Benjamin Strigl: Ganz wichtig – meiner Meinung nach die Nummer eins – ist innere Ruhe. Diese sollte man in irgendeiner Form trainieren. Das können Atemübungen, Achtsamkeitsmeditationen oder Spaziergänge, die man in den Alltag integriert, sein. Vielleicht nimmt man auch alle zwei oder drei Tage ein schönes Schaumbad. Me-Time in Form von Fußball, Tennis, Volleyball oder einer anderen sportlichen Betätigung kann auch helfen. Dabei muss man berücksichtigen, dass drei Mal die Woche zum Fußball zu gehen schwieriger zu planen ist als ein Mal am Tag eine Achtsamkeitsübung für fünf Minuten. Grundsätzlich sollte man einfach versuchen, etwas in den Alltag einzubauen, was einem Abhilfe schafft. Nachbarn, Freunden, andere Eltern und Großeltern können auch eine große Stütze sein und ein Helfernetzwerk schaffen.

Ein weiterer großer Pfeiler ist die Kommunikation – vor allem in Partnerschaften. Fragestellungen, die helfen, sind: „Wie ist unsere Kommunikation?“ und „Wie können wir sie verbessern?“. Dann sollte man einen Plan erstellen, wo die Bedürfnisse aller miteinfließen und gedeckt sind. Das ist ein riesiger Schritt in die richtige Richtung. So kann es nicht nur mir, sondern auch meinem Partner und meinen Kindern besser gehen. Das ist das große Ziel. Wie im Flugzeug: Wenn die Maske herunterfällt, sollte ich sie zuerst mir selbst aufsetzen, denn wenn ich bewusstlos bin, kann ich niemand anderem helfen. Wenn es jemandem gut geht, kann er in Situationen bessere Entscheidungen fällen und die Bedürfnisse von Partnern und Kindern dabei berücksichtigen.

schauvorbei.at: Wann sollte man sich professionelle Hilfe suchen?
Benjamin Strigl: Ganz einfach: Wenn man nicht mehr weiter weiß. Wenn ich an dem Punkt bin, dass ich nicht mehr weiß, was ich tun soll, damit es besser wird. Oder wenn ich niemanden habe, mit dem ich darüber sprechen kann. Fühlt man sich dann noch gefangen im Alltag oder der Routine und es geht einem schlecht, ist es Zeit, sich Hilfe zu holen. Coaching, psychosoziale Beratung, Psychotherapie – man kann selbst entscheiden, welcher Ansatz der richtige ist.
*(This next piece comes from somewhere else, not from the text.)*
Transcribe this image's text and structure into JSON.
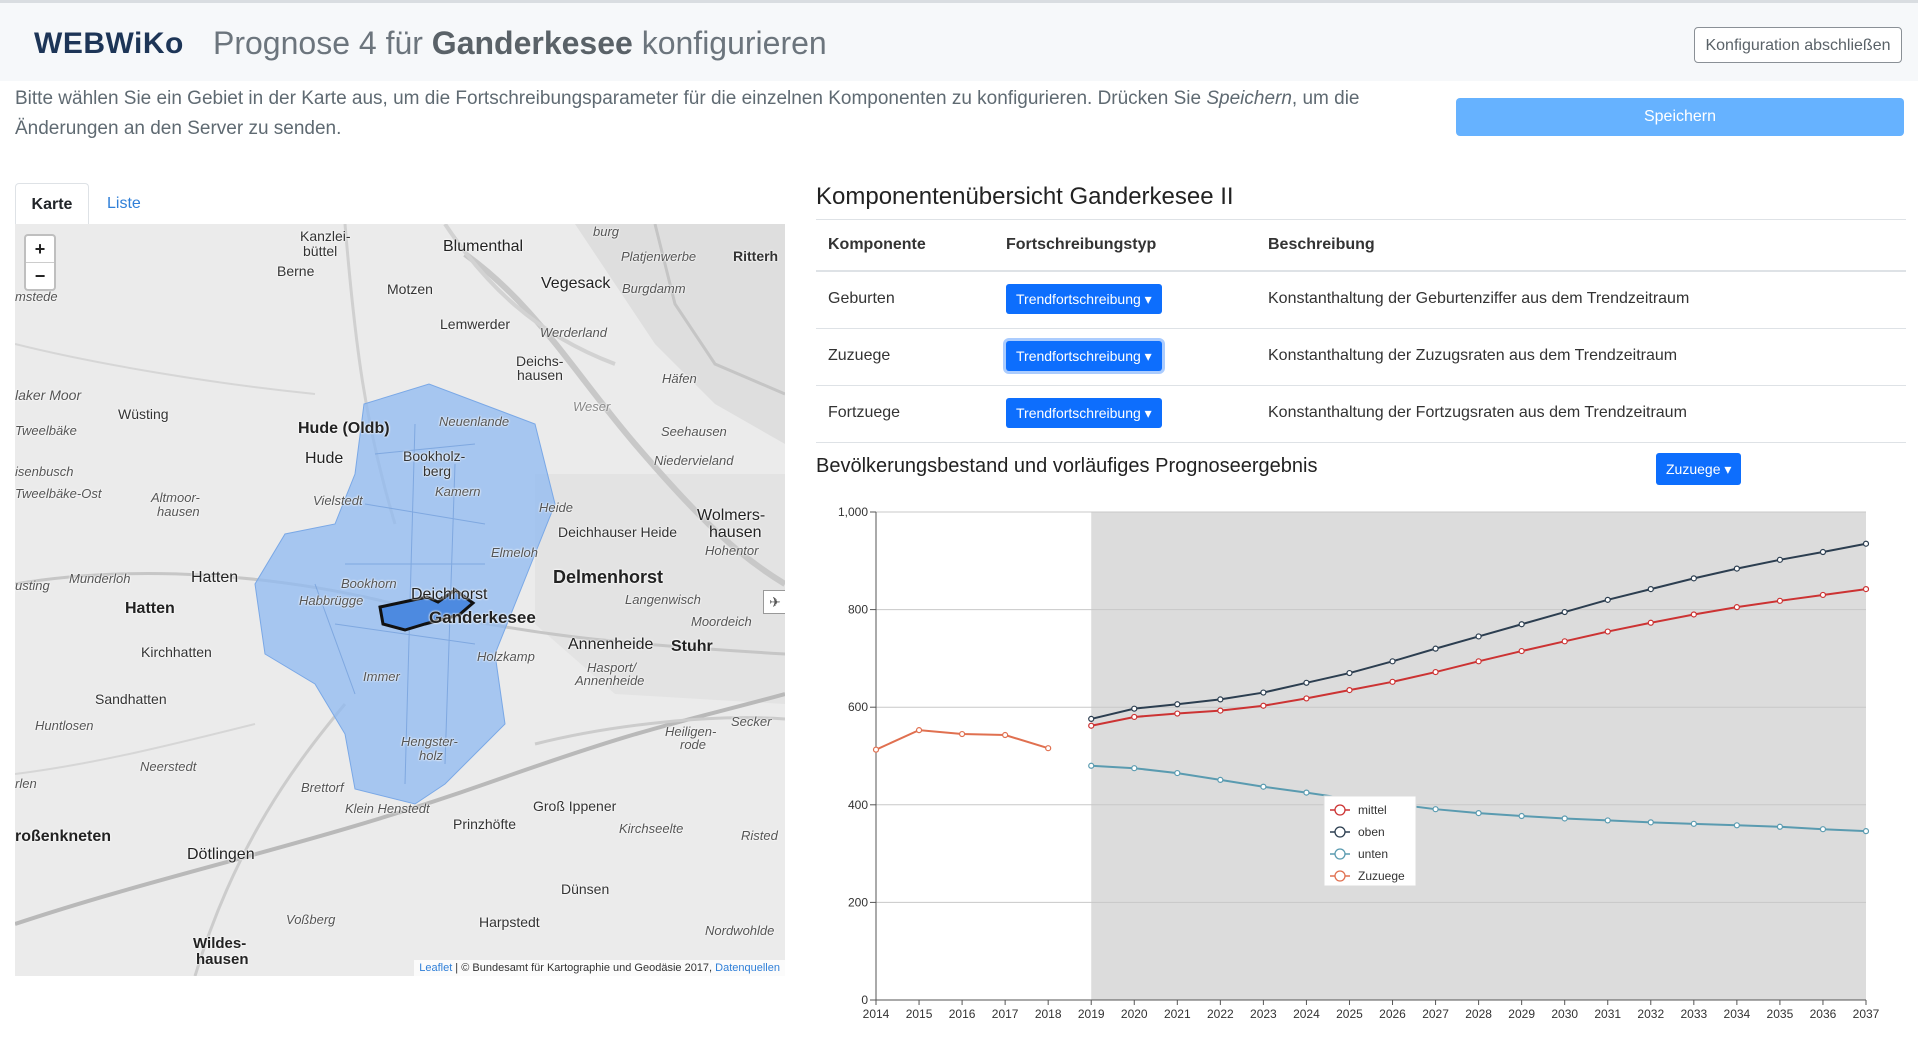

Im besten Fall suche ich mir schon vorher Hilfe. Präventiv ist natürlich der Idealfall. Ich habe teilweise tatsächlich auch Eltern – oftmals sind es Mütter, das muss man ehrlicherweise sagen –, die merken, da bahnt sich etwas an. Vor allem in den Sommerferien. Sie wollen planen, damit es ihnen und den Kindern im September und Oktober nicht zu viel wird. Das bedeutet, rechtzeitig die Frage zu stellen: „Was können wir tun?“

schauvorbei.at: Vielen Dank für das Gespräch und die wundervollen Tipps!